Transplacental carcinogenesis

Transplacental carcinogenesis is a series of genotypic and/or phenotypic changes in the cells of a fetus due to in utero exposure to carcinogens. Specifically, these changes are identified as malignant by virtue of their metastatic potential.[1]

Transplacental transfer

The link between a pregnant mother and the fetus is such that "at all sites of direct cell-to-cell contact, maternal tissues (decidua and blood) are juxtaposed to extraembryonic cells (trophoblast).”[2] According to Cunningham, "after conception, a biomolecular communication system is established between the fetus and mother that is operative from before the time of nidation and continues through and beyond the time of parturition."[2] This communication system is essential to all facets of the pregnancy. "Physiological processes such as fetal nutrition and fetal development progress directly from embryonic/fetal tissue-directed modifications of maternal responses."[2] Notably, the placenta is the principal site of transfer between mother and fetus. A fetus is exposed via the placenta to all substances which are present in the peripheral circulation of the mother. Overall, the abundance of toxins contained within cigarette smoke that is inhaled by the mother exerts a direct impact by altering the placental and fetal cell proliferation and differentiation.
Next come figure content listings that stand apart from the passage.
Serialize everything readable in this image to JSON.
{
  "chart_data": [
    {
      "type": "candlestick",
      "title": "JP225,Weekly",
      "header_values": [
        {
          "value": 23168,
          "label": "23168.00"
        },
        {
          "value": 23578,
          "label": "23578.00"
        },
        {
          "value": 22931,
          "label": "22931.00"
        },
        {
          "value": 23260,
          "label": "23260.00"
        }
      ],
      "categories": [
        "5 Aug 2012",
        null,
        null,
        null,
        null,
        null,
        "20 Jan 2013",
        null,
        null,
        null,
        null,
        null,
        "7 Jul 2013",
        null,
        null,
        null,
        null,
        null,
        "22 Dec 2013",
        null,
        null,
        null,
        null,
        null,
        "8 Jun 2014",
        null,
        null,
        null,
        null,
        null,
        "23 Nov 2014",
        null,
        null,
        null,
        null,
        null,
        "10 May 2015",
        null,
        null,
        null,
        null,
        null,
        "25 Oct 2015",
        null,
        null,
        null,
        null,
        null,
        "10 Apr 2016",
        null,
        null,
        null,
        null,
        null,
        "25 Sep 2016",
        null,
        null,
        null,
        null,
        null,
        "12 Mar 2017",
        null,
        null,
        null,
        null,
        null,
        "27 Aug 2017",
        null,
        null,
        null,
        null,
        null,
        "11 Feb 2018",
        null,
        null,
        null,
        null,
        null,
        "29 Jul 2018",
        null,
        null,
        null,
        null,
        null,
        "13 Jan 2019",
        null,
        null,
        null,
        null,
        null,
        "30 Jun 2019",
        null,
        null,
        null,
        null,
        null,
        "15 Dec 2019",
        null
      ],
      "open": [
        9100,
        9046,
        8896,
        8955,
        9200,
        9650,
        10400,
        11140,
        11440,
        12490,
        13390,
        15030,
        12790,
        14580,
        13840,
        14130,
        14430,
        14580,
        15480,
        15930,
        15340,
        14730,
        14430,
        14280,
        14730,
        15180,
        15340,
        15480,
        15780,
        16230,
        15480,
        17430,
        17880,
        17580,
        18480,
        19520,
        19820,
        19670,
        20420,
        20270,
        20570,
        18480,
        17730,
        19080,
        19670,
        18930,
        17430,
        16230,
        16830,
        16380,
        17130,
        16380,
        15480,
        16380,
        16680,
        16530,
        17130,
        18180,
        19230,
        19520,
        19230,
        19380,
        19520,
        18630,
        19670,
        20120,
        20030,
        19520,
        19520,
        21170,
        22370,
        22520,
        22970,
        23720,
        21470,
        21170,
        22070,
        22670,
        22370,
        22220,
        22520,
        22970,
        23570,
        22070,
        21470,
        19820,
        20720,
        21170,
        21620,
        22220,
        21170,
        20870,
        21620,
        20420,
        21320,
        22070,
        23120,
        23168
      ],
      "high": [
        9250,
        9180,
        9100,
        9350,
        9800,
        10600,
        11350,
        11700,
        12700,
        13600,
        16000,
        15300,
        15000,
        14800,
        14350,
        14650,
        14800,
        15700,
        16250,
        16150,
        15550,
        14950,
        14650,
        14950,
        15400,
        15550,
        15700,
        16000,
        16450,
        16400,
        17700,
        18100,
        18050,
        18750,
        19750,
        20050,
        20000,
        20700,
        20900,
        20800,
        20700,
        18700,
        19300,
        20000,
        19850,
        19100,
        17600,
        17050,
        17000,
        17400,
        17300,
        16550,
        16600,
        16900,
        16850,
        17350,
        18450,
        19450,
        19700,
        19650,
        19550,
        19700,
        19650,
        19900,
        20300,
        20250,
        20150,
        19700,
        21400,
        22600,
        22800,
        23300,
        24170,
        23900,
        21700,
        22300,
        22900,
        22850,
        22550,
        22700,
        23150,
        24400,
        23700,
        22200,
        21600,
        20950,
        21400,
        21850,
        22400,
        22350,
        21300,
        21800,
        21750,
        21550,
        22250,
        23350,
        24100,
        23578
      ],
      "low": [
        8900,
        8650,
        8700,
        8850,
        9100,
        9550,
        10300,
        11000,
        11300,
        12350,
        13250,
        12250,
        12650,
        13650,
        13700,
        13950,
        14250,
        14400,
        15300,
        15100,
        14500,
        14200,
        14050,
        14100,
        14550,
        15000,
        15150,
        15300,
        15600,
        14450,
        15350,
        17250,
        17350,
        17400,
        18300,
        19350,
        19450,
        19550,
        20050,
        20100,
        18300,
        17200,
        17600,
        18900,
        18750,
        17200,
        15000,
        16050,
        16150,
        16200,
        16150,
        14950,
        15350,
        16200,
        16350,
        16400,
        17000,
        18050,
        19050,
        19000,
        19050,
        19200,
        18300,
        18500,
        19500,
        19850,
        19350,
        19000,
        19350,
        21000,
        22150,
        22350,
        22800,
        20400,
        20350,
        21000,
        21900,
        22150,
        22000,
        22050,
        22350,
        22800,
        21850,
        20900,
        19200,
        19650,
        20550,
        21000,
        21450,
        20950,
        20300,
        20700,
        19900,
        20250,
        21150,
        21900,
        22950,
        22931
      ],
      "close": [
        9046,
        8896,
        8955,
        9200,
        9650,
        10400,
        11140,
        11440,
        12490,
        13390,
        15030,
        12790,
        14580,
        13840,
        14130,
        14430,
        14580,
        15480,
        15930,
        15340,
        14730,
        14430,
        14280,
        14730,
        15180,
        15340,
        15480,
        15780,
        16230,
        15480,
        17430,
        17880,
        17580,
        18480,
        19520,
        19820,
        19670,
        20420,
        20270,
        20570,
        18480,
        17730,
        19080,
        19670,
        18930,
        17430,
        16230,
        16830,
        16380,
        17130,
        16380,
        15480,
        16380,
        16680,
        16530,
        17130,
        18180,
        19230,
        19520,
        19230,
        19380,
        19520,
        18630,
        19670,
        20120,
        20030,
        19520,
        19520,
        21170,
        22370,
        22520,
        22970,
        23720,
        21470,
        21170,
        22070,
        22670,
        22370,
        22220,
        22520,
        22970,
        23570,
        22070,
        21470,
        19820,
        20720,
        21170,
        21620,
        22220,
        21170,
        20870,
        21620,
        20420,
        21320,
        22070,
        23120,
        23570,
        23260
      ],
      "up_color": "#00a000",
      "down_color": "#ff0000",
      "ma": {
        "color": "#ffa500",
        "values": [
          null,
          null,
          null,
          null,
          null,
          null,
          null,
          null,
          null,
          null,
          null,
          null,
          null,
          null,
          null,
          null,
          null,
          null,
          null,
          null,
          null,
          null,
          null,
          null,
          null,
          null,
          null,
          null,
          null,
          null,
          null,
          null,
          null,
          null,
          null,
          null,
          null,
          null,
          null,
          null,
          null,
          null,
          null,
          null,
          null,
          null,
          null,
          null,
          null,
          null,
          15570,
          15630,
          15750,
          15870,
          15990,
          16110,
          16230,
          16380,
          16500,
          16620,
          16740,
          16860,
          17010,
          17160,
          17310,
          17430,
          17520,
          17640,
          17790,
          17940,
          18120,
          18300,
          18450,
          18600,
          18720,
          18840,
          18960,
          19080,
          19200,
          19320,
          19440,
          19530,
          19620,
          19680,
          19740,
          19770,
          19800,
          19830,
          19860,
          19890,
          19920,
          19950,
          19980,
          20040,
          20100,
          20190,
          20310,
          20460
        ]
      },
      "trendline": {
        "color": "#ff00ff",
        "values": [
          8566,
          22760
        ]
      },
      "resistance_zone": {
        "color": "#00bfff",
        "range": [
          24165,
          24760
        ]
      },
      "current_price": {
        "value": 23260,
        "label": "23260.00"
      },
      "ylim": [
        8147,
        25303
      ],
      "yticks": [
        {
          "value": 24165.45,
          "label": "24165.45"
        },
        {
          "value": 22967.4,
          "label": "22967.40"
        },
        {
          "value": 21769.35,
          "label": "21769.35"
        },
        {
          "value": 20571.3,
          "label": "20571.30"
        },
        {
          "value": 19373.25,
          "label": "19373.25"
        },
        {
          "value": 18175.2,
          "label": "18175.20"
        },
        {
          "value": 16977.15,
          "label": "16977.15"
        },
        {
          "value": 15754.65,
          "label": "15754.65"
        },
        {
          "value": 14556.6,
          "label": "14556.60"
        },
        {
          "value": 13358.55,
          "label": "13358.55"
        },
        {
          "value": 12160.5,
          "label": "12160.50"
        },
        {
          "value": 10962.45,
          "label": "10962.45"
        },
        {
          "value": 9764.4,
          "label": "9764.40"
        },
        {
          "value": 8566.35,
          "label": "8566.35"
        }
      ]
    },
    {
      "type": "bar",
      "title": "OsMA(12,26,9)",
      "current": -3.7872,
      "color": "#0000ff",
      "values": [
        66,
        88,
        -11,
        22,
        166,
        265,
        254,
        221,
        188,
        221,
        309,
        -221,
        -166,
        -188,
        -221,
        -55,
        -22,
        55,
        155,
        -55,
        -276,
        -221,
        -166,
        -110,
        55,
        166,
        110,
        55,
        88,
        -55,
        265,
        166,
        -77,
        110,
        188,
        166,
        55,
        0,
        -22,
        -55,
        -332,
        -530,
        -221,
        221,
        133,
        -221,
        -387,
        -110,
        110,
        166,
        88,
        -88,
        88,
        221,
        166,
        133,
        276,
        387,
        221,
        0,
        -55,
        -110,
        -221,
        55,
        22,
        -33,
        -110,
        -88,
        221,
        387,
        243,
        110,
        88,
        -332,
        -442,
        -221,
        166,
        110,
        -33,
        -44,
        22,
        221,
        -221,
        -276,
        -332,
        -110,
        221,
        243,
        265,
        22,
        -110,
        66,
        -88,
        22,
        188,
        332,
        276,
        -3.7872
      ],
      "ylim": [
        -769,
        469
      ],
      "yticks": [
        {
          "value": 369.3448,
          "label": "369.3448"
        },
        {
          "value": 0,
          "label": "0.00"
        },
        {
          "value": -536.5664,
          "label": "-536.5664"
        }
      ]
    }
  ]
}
The vital balance of cellular activity is disrupted. "The association of in utero exposure to such carcinogens and the subsequent development of cancer has been reported for all childhood cancers combined and particularly for childhood acute lymphoblastic leukemia, lymphoma, and brain tumors."[3]

Fetal cell sensitivity

Fetal cells are most sensitive to carcinogens during the early stages of gestation.[4] Notably, early in the gestational period, there is a high rate of cell division. Additionally, the cells exhibit undifferentiated characteristics.[4] These compounding factors illustrate the basis for this heightened cellular sensitivity to genotoxic agents. For example, it has been proven that during exposure nicotine binds to receptors of the fetal cells through which developmentally important signaling occurs in many developing organs and tissues.[5] Because the binding of these receptors is unanticipated by the regulated activity of the fetal cells it can be inferred that this is a disruption in the cellular process which can lead to detrimental effects such as the deregulation of vital signaling, expression, or repair. As indicated above, should this exposure occur during the early stages of gestation, the fetus will be more susceptible to such damage. In addition to receptor binding, it has also been proven that fetal tissues are suspected as "privileged targets of neoplastic changes" in light of the vast amount of cell proliferation and differentiation taking place.[6] Notably, tumors are arrived at via proliferating cells. In the event that proliferating cells become uncontrolled, by any measure, this mutated activity would certainly be characteristic of an increased risk in one's chances of developing cancer.

References

  1. Segen, Joseph (2006). Concise dictionary of modern medicine. New York: McGraw-Hill. ISBN 978-0-8385-1535-8.
  2. Williams, J. G.; Cunningham, F. Gary (1993). Williams obstetrics (19th ed.). Norwalk, CT: Appleton & Lange. ISBN 978-0-8385-9634-0.
  3. John EM, Savitz DA, Sandler DP (January 1991). "Prenatal exposure to parents' smoking and childhood cancer". Am. J. Epidemiol. 133 (2): 123–32. doi:10.1093/oxfordjournals.aje.a115851. PMID 1822074.
  4. Donovan PJ (June 1999). "Cell sensitivity to transplacental carcinogenesis by N-ethyl-N-nitrosourea is greatest in early post-implantation development". Mutat. Res. 427 (1): 59–63. doi:10.1016/S0027-5107(99)00086-X. PMID 10354502.
  5. Dwyer JB, Broide RS, Leslie FM (March 2008). "Nicotine and brain development". Birth Defects Res. C Embryo Today. 84 (1): 30–44. doi:10.1002/bdrc.20118. PMID 18383130.
  6. Alexandrov V, Aiello C, Rossi L (1990). "Modifying factors in prenatal carcinogenesis (review)". In Vivo. 4 (5): 327–35. PMID 2133106.